Tsetsarkin Konstantin A, Chen Rubing, Yun Ruimei, Rossi Shannan L, Plante Kenneth S, Guerbois Mathilde, Forrester Naomi, Perng Guey Chuen, Sreekumar Easwaran, Leal Grace, Huang Jing, Mukhopadhyay Suchetana, Weaver Scott C

机构信息

Department of Pathology, Center for Tropical Diseases, Institute for Human Infections and Immunity, University of Texas Medical Branch, Galveston, Texas, 77555-0609 USA.

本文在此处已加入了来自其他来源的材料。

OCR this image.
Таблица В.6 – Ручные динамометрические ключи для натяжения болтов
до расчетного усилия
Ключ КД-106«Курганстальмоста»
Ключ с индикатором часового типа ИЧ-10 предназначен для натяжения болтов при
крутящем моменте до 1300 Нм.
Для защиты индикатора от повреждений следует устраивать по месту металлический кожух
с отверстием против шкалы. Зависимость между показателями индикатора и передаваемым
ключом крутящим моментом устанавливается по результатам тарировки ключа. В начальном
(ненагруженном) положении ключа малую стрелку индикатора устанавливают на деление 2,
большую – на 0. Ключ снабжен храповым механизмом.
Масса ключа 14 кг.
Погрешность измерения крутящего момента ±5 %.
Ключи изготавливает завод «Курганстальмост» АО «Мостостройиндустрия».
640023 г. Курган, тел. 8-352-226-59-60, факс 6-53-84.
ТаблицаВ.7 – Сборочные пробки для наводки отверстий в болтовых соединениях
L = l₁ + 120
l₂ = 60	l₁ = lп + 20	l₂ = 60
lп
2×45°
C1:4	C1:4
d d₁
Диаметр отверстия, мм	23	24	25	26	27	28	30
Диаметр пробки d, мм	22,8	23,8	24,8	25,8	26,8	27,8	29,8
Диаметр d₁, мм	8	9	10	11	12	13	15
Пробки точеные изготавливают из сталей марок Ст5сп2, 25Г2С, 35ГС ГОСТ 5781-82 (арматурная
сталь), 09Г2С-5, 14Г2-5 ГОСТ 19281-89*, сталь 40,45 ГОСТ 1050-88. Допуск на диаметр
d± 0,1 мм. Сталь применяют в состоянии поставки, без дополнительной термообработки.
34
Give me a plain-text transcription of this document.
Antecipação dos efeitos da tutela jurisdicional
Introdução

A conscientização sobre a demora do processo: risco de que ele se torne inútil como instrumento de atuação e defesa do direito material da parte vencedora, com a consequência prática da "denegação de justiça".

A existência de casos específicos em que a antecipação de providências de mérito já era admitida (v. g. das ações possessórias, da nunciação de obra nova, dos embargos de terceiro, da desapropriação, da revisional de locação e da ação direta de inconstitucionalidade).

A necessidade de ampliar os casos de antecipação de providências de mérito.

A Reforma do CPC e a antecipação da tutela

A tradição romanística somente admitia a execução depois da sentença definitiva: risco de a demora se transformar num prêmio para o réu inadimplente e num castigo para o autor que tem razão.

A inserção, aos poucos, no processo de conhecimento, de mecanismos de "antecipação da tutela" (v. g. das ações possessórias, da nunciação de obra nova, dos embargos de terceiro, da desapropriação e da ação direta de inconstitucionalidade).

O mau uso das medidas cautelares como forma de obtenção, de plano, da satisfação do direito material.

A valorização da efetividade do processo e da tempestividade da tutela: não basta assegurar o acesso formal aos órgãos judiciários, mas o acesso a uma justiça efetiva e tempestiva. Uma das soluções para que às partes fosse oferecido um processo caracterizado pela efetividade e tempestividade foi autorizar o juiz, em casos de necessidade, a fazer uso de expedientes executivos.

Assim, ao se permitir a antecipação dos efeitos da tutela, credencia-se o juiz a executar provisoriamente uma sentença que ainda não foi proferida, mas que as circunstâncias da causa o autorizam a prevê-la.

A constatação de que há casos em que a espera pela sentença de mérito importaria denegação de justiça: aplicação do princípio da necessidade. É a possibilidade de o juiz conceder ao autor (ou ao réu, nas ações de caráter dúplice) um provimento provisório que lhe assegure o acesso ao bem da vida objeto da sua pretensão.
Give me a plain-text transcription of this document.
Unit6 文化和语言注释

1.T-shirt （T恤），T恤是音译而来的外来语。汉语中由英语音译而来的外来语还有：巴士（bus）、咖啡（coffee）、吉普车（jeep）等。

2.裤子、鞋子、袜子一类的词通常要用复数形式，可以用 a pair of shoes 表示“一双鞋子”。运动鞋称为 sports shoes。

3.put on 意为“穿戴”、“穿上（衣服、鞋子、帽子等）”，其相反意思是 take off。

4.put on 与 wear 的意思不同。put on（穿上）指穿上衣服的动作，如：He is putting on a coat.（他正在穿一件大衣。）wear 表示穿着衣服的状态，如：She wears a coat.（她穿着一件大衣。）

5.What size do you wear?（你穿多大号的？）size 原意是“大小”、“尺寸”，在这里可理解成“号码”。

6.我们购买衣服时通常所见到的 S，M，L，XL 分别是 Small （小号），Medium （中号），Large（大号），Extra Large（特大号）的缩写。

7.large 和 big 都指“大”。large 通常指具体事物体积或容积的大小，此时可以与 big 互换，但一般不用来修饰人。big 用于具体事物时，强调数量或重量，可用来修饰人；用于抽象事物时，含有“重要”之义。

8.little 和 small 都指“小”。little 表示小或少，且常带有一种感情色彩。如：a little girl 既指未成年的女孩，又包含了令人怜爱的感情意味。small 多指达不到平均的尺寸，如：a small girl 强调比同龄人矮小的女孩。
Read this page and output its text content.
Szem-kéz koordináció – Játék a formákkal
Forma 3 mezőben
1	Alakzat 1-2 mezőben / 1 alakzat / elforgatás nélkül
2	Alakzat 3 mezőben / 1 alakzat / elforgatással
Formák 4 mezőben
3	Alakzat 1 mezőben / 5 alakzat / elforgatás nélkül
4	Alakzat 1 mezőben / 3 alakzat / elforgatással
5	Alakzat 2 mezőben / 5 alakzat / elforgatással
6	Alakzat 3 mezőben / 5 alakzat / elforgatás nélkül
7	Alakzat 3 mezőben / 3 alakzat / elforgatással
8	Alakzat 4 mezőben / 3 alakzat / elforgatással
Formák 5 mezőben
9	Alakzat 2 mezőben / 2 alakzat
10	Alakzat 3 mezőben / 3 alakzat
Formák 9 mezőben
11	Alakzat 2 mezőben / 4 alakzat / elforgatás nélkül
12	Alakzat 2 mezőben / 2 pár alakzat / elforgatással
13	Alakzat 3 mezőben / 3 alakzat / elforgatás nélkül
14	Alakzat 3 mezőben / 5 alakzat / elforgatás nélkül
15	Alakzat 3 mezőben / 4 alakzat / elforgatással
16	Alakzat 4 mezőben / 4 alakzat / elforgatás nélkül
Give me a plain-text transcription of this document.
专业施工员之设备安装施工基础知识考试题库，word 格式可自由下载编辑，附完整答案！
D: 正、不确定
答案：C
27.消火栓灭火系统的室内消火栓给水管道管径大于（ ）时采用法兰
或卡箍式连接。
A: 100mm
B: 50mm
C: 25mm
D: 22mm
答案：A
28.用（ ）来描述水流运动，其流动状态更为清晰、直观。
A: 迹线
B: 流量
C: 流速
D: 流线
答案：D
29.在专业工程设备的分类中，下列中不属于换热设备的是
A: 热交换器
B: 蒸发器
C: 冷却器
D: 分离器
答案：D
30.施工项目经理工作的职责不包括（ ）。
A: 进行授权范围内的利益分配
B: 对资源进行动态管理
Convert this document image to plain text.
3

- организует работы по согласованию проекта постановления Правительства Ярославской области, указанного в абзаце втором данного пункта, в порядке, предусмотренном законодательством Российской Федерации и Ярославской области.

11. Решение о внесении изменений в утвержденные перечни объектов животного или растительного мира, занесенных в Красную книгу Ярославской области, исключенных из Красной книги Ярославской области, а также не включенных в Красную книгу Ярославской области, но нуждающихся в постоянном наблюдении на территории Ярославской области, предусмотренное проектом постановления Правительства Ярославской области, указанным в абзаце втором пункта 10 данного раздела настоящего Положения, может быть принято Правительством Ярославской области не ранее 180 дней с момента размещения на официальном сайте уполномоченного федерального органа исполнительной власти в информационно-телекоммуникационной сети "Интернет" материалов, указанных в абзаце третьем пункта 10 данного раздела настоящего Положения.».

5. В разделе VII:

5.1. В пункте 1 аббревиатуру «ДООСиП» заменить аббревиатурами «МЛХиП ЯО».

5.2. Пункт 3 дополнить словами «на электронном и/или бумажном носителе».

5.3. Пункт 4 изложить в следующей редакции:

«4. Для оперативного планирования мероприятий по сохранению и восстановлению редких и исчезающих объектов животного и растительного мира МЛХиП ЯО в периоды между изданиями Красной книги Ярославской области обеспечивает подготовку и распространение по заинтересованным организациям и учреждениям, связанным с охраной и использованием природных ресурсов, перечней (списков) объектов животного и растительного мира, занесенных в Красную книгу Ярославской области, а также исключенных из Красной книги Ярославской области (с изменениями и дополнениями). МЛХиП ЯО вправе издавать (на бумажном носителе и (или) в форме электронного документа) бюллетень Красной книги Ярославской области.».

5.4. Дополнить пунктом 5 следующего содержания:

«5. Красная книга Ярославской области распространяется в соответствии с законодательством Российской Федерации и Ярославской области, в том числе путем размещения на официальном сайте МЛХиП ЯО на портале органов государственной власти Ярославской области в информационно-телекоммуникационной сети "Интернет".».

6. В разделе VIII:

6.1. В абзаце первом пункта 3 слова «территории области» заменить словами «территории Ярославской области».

1] Department of Pathology and Laboratory Medicine, Emory Vaccine Center, Emory University School of Medicine, Atlanta, Georgia, 30322 USA [2] Department of Microbiology and Immunology, College of Medicine, National Cheng Kung University, Tainan, Taiwan [3] Center of Infectious Disease and Signaling Research, National Cheng Kung University, Tainan City 701, Taiwan.

出版信息

Nat Commun. 2014 Jun 16;5:4084. doi: 10.1038/ncomms5084.

DOI:10.1038/ncomms5084

PMID:24933611

原文链接:https://pmc.ncbi.nlm.nih.gov/articles/PMC7091890/

Abstract

Host species-specific fitness landscapes largely determine the outcome of host switching during pathogen emergence. Using chikungunya virus (CHIKV) to study adaptation to a mosquito vector, we evaluated mutations associated with recently evolved sub-lineages. Multiple Aedes albopictus-adaptive fitness peaks became available after CHIKV acquired an initial adaptive (E1-A226V) substitution, permitting rapid lineage diversification observed in nature. All second-step mutations involved replacements by glutamine or glutamic acid of E2 glycoprotein amino acids in the acid-sensitive region, providing a framework to anticipate additional A. albopictus-adaptive mutations. The combination of second-step adaptive mutations into a single, 'super-adaptive' fitness peak also predicted the future emergence of CHIKV strains with even greater transmission efficiency in some current regions of endemic circulation, followed by their likely global spread.

摘要

宿主物种特异性的适应度景观在很大程度上决定了病原体出现期间宿主转换的结果。利用基孔肯雅病毒（CHIKV）研究对蚊媒的适应性，我们评估了与最近进化的亚谱系相关的突变。在CHIKV获得初始适应性（E1-A226V）替代后，出现了多个白纹伊蚊适应性适应度峰值，这使得在自然界中观察到快速的谱系多样化。所有第二步突变都涉及酸性敏感区域中E2糖蛋白氨基酸被谷氨酰胺或谷氨酸替代，这为预测额外的白纹伊蚊适应性突变提供了一个框架。将第二步适应性突变组合成一个单一的“超级适应性”适应度峰值，也预测了CHIKV毒株在当前一些地方性传播地区未来会出现传播效率更高的情况，随后可能在全球传播。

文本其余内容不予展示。